Regular follow-ups are conducted according to medical advice, and the follow-up cycle is usually about 1 to 3 months.
Tests that may need to be done at the time of follow-up include routine blood tests, liver and kidney functions, and blood sedimentation tests.
Prevention
Prevention of disease
Preventive Measures
The cause of adult Still’s disease is unknown and generally cannot be effectively prevented, but the risk of developing the disease can be helped by a healthy lifestyle or behavior.
Prevent infection, it is currently believed that infection is the most common cause of adult Still’s disease, so pay attention to daily exercise to improve the body’s immunity.

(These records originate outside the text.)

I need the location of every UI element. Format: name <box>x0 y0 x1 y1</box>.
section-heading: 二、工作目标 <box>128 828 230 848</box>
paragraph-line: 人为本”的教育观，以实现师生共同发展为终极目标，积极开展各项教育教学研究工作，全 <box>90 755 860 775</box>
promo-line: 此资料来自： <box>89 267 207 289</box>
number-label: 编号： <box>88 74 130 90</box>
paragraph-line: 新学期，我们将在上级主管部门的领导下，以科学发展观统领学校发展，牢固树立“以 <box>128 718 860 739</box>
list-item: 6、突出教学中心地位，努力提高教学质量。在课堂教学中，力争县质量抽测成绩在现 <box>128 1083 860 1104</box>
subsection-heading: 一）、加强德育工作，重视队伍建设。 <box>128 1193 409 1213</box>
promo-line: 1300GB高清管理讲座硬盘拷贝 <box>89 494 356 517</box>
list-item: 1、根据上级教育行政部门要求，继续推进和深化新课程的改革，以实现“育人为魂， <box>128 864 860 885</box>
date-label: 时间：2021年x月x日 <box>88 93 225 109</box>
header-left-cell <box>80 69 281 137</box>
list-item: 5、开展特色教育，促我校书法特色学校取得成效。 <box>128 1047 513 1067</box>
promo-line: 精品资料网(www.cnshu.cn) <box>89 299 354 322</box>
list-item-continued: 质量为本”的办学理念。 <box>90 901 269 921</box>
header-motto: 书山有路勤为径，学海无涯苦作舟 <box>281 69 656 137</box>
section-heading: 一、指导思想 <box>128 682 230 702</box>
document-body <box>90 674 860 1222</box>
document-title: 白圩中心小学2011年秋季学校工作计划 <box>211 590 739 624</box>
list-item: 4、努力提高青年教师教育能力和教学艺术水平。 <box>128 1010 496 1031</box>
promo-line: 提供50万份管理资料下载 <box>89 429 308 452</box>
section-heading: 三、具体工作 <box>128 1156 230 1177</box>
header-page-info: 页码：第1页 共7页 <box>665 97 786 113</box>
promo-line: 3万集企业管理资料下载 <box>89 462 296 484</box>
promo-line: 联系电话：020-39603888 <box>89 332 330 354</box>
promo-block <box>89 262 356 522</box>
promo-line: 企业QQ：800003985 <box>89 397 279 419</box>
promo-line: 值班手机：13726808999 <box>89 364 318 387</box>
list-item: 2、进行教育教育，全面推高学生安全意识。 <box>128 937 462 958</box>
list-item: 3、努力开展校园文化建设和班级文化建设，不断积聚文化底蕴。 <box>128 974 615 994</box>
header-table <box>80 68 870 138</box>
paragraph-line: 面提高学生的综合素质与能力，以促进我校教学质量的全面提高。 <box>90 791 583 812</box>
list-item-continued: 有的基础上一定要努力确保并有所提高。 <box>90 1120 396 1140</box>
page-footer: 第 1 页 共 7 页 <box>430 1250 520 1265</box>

Pay attention to your diet and eat more fruits and green leafy vegetables. Reduce the intake of animal fats, such as animal fats and oils, and desserts with a high fat content.
Maintain good living habits, keep a regular routine and avoid staying up late.
Take good care of your skin, pay attention to the hygiene of the rash area, do not scratch, and choose loose and soft cotton clothes.
Follow your doctor’s instructions, take your medication on time, and have regular checkups to minimize the occurrence of other systemic diseases.
Screening
Patients with a family history of adult Still’s disease who develop suspicious symptoms (e.g. high fever, rash, joint pain, etc.) need to be seen promptly for screening.